Lawrence M. Principe is the Drew Professor of the Humanities at Johns Hopkins University in the Department of History of Science and Technology and the Department of Chemistry. He earned undergraduate degrees at the Unviersity of Delaware (B.A. Liberal Studies, 1983; B.S. Chemistry, 1983) and did his graduate work at Indiana University (Ph.D. Organic Chemistry, 1988) and at Johns Hopkins (Ph.D. History of Science, 1996). He is the first recipient of the Francis Bacon Medal for significant contributions to the history of science.

Prof. Principe’s research focusses on the late Medieval and early modern periods, with special attention to the history of alchemy/chemistry. He is currently working on a study of chemistry at the French Royal Academy of Sciences, 1666-1730. He is the author of The Aspiring Adept: Robert Boyle and His Alchemical Quest (Princeton, 1998) and co-author (with William R. Newman) of Alchemy Tried in the Fire: Starkey, Boyle, and the Fate of Helmontian Chymistry, winner of the 2005 Pfizer Prize.

Prof. Principe is also active in studying the historical interactions of science and religion.

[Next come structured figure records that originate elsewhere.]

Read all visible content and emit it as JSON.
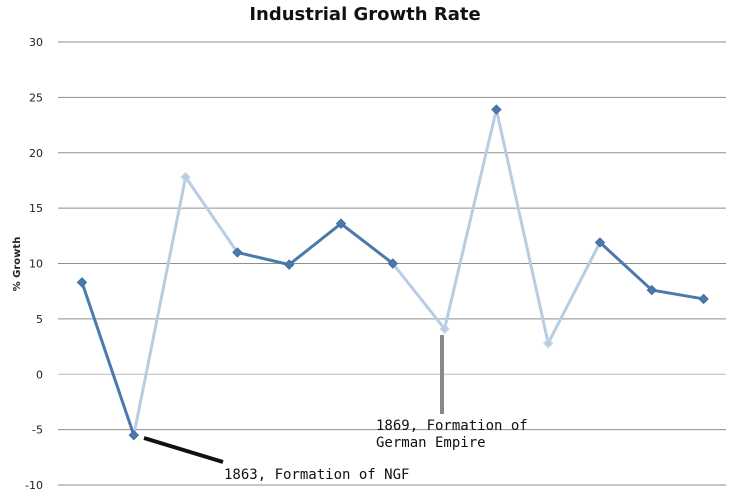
{
  "chart_data": {
    "type": "line",
    "title": "Industrial Growth Rate",
    "xlabel": "",
    "ylabel": "% Growth",
    "ylim": [
      -10,
      30
    ],
    "yticks": [
      30,
      25,
      20,
      15,
      10,
      5,
      0,
      -5,
      -10
    ],
    "grid": true,
    "legend": "none",
    "series_color": "#4a7aac",
    "highlight_color": "#b8cde3",
    "annotation_line_color": "#111111",
    "annotation_marker_color": "#888888",
    "series": [
      {
        "values": [
          8.3,
          -5.5,
          17.8,
          11.0,
          9.9,
          13.6,
          10.0,
          4.1,
          23.9,
          2.8,
          11.9,
          7.6,
          6.8
        ]
      }
    ],
    "annotations": [
      {
        "text_lines": [
          "1863, Formation of NGF"
        ],
        "point_index": 1
      },
      {
        "text_lines": [
          "1869, Formation of",
          "German Empire"
        ],
        "point_index": 7
      }
    ]
  }
}
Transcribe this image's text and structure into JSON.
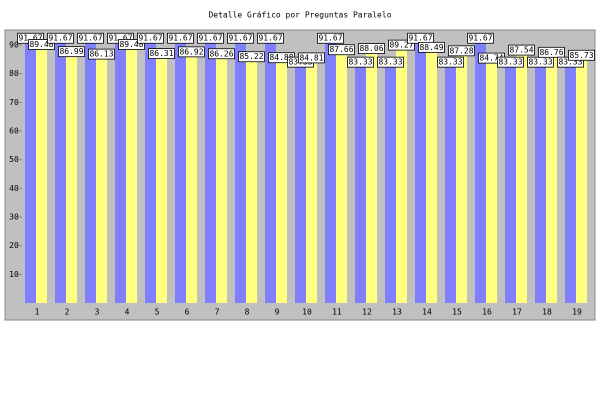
{
  "chart_data": {
    "type": "bar",
    "title": "Detalle Gráfico por Preguntas Paralelo",
    "categories": [
      "1",
      "2",
      "3",
      "4",
      "5",
      "6",
      "7",
      "8",
      "9",
      "10",
      "11",
      "12",
      "13",
      "14",
      "15",
      "16",
      "17",
      "18",
      "19"
    ],
    "series": [
      {
        "color": "#8080ff",
        "values": [
          91.67,
          91.67,
          91.67,
          91.67,
          91.67,
          91.67,
          91.67,
          91.67,
          91.67,
          83.33,
          91.67,
          83.33,
          83.33,
          91.67,
          83.33,
          91.67,
          83.33,
          83.33,
          83.33
        ]
      },
      {
        "color": "#ffff80",
        "values": [
          89.48,
          86.99,
          86.13,
          89.48,
          86.31,
          86.92,
          86.26,
          85.22,
          84.88,
          84.81,
          87.66,
          88.06,
          89.27,
          88.49,
          87.28,
          84.74,
          87.54,
          86.76,
          85.73
        ]
      }
    ],
    "ylim": [
      0,
      93.5
    ],
    "yticks": [
      10,
      20,
      30,
      40,
      50,
      60,
      70,
      80,
      90
    ],
    "grid": false
  }
}
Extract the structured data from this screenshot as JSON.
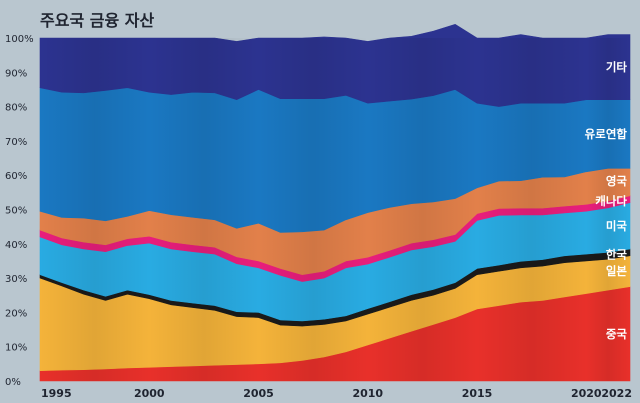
{
  "chart_data": {
    "type": "area",
    "stacked": true,
    "title": "주요국 금융 자산",
    "xlabel": "",
    "ylabel": "",
    "ylim": [
      0,
      100
    ],
    "y_ticks": [
      "0%",
      "10%",
      "20%",
      "30%",
      "40%",
      "50%",
      "60%",
      "70%",
      "80%",
      "90%",
      "100%"
    ],
    "x_ticks": [
      1995,
      2000,
      2005,
      2010,
      2015,
      2020,
      2022
    ],
    "x": [
      1995,
      1996,
      1997,
      1998,
      1999,
      2000,
      2001,
      2002,
      2003,
      2004,
      2005,
      2006,
      2007,
      2008,
      2009,
      2010,
      2011,
      2012,
      2013,
      2014,
      2015,
      2016,
      2017,
      2018,
      2019,
      2020,
      2021,
      2022
    ],
    "series": [
      {
        "name": "중국",
        "color": "#e8302a",
        "values": [
          3,
          3.2,
          3.3,
          3.5,
          3.8,
          4,
          4.2,
          4.4,
          4.6,
          4.8,
          5,
          5.3,
          6,
          7,
          8.5,
          10.5,
          12.5,
          14.5,
          16.5,
          18.5,
          21,
          22,
          23,
          23.5,
          24.5,
          25.5,
          26.5,
          27.5
        ]
      },
      {
        "name": "일본",
        "color": "#f4b33a",
        "values": [
          27,
          24.5,
          22,
          20,
          21.5,
          20,
          18,
          17,
          16,
          14,
          13.5,
          11,
          10,
          9.5,
          9,
          9,
          9,
          9,
          8.5,
          8.5,
          10,
          10,
          10,
          10,
          10,
          9.5,
          9,
          9
        ]
      },
      {
        "name": "한국",
        "color": "#1a1a1a",
        "values": [
          1,
          1,
          1.2,
          1.2,
          1.2,
          1.2,
          1.3,
          1.3,
          1.4,
          1.4,
          1.5,
          1.5,
          1.5,
          1.5,
          1.5,
          1.6,
          1.6,
          1.7,
          1.7,
          1.7,
          1.8,
          1.8,
          1.9,
          1.9,
          2,
          2,
          2,
          2
        ]
      },
      {
        "name": "미국",
        "color": "#29abe2",
        "values": [
          11,
          11,
          12,
          13,
          13,
          15,
          15,
          15,
          15,
          14,
          13,
          13,
          11.5,
          12,
          14,
          13,
          13,
          13,
          12.5,
          12,
          14,
          14.5,
          13.5,
          13,
          12.5,
          12.5,
          13,
          13.5
        ]
      },
      {
        "name": "캐나다",
        "color": "#e81e7c",
        "values": [
          2,
          2,
          2,
          2,
          2,
          2,
          2,
          2,
          2,
          2,
          2,
          2,
          2,
          2,
          2,
          2,
          2,
          2,
          2,
          2,
          2,
          2,
          2,
          2,
          2,
          2,
          2,
          2
        ]
      },
      {
        "name": "영국",
        "color": "#e2804a",
        "values": [
          5.5,
          6,
          7,
          7,
          6.5,
          7.5,
          8,
          8,
          8,
          8.3,
          11,
          10.5,
          12.5,
          12,
          12,
          13,
          12.5,
          11.5,
          11,
          10.5,
          7.5,
          8,
          8,
          9,
          8.5,
          9.5,
          9.5,
          8
        ]
      },
      {
        "name": "유로연합",
        "color": "#1a78c2",
        "values": [
          36,
          36.5,
          36.5,
          38,
          37.5,
          34.5,
          35,
          36.5,
          37,
          37.5,
          39,
          39,
          38.8,
          38.3,
          36.3,
          31.9,
          31,
          30.5,
          31,
          31.8,
          24.7,
          21.7,
          22.6,
          21.6,
          21.5,
          21,
          20,
          20
        ]
      },
      {
        "name": "기타",
        "color": "#2c3390",
        "values": [
          14.5,
          15.8,
          16,
          15.3,
          14.5,
          15.8,
          16.5,
          15.8,
          16,
          17,
          15,
          17.7,
          17.7,
          18,
          16.7,
          18,
          18.4,
          18.3,
          18.8,
          19,
          19,
          20,
          20,
          19,
          19,
          18,
          19,
          19
        ]
      }
    ],
    "grid": false,
    "legend": "direct labels at right edge"
  }
}
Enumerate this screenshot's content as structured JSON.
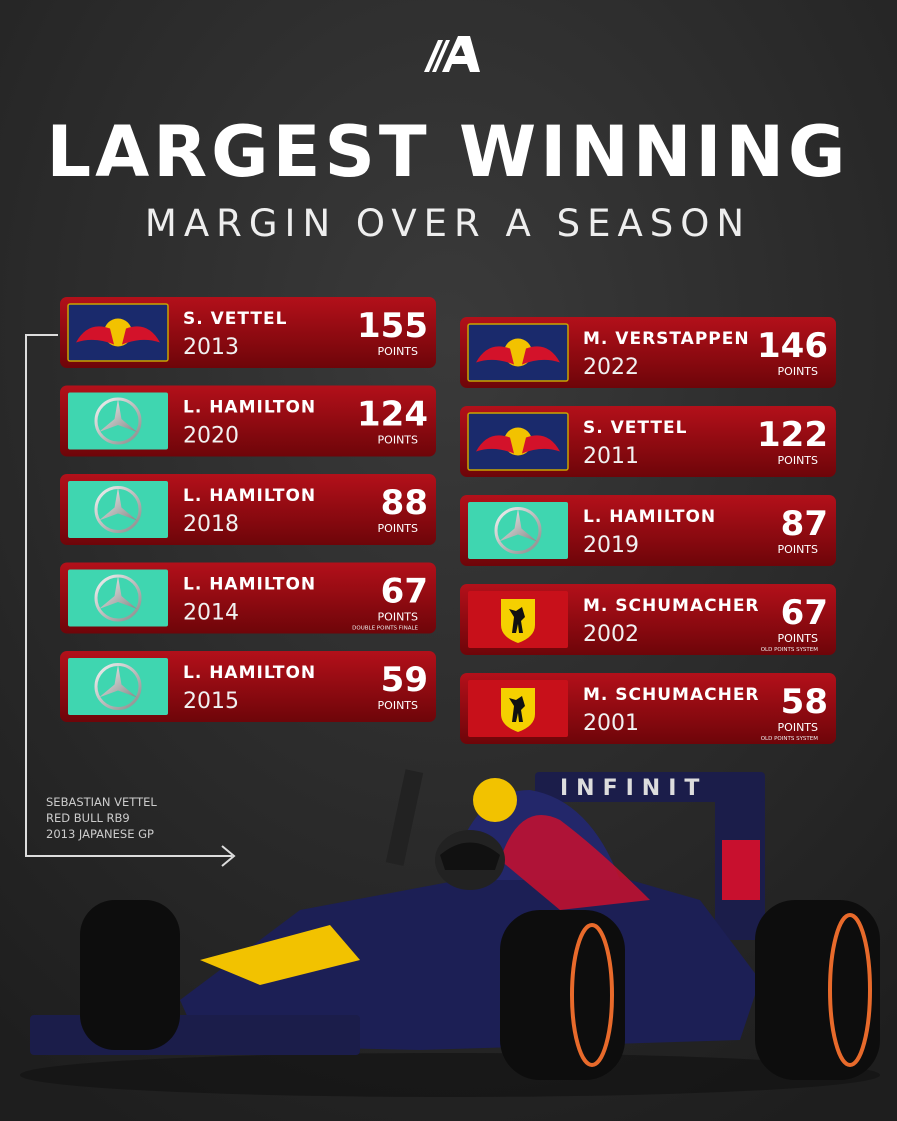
{
  "header": {
    "title": "LARGEST WINNING",
    "subtitle": "MARGIN OVER A SEASON"
  },
  "unit": "POINTS",
  "columns": [
    [
      {
        "driver": "S. VETTEL",
        "year": "2013",
        "margin": 155,
        "logo": "redbull"
      },
      {
        "driver": "L. HAMILTON",
        "year": "2020",
        "margin": 124,
        "logo": "mercedes"
      },
      {
        "driver": "L. HAMILTON",
        "year": "2018",
        "margin": 88,
        "logo": "mercedes"
      },
      {
        "driver": "L. HAMILTON",
        "year": "2014",
        "margin": 67,
        "logo": "mercedes",
        "note": "DOUBLE POINTS FINALE"
      },
      {
        "driver": "L. HAMILTON",
        "year": "2015",
        "margin": 59,
        "logo": "mercedes"
      }
    ],
    [
      {
        "driver": "M. VERSTAPPEN",
        "year": "2022",
        "margin": 146,
        "logo": "redbull"
      },
      {
        "driver": "S. VETTEL",
        "year": "2011",
        "margin": 122,
        "logo": "redbull"
      },
      {
        "driver": "L. HAMILTON",
        "year": "2019",
        "margin": 87,
        "logo": "mercedes"
      },
      {
        "driver": "M. SCHUMACHER",
        "year": "2002",
        "margin": 67,
        "logo": "ferrari",
        "note": "OLD POINTS SYSTEM"
      },
      {
        "driver": "M. SCHUMACHER",
        "year": "2001",
        "margin": 58,
        "logo": "ferrari",
        "note": "OLD POINTS SYSTEM"
      }
    ]
  ],
  "caption": [
    "SEBASTIAN VETTEL",
    "RED BULL RB9",
    "2013 JAPANESE GP"
  ]
}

He regularly teaches classes on this subject, and was the recipient of awards from the Templeton Foundation for these courses. He has also produced a twelve-lecture DVD course entitled “Science and Religion” (The Teaching Company, 2006), and is currently planning a major museum exhibition using alchemical art and artifacts to display and explore the close interdependence of science and religion in the 17th century. Prof. Principe is especially interested in how theological interests drove scientific exploration and innovation, and how such interests were manifested in scientific systems.

Publications

  • The Aspiring Adept: Robert Boyle and His Alchemical Quest. (Princeton: Princeton University Press, 1998).
  • The Correspondence of Robert Boyle. Eds. Michael Hunter, Lawrence M. Principe, and Antonio Clericuzio, 6 vols. (London: Pickering & Chatto, 2001).
  • Transmutations: Alchemy in Art. With Lloyd DeWitt. (Philadelphia: Chemical Heritage Foundation, 2002).
  • Alchemy Tried in the Fire: Starkey, Boyle,  and the Fate of Helmontian Chymistry. With William R. Newman. (Chicago: University of Chicago Press,  2002).
  • Chymists and Chymistry: Studies in the History of Alchemy and Early Modern Chemistry, ed. (Sagamore Beach, MA: Science History Publications, 2007).
  • History of Science: Antiquity to 1700, (a video course in thirty-six 30-minute lectures; produced by The Teaching Company, Chantilly, VA, 2003).
  • Science and Religion, (a video course in twelve 30-minute lectures; produced by The Teaching Company, Chantilly, VA 2006).
  • “Reflections on Newton’s Alchemy in Light of the New Historiography of Alchemy.” Pp. 205-19 in Newton and Newtonianism: New Studies, eds. James E. Force and Sarah Hutton, (Dordrecht: Kluwer, 2004).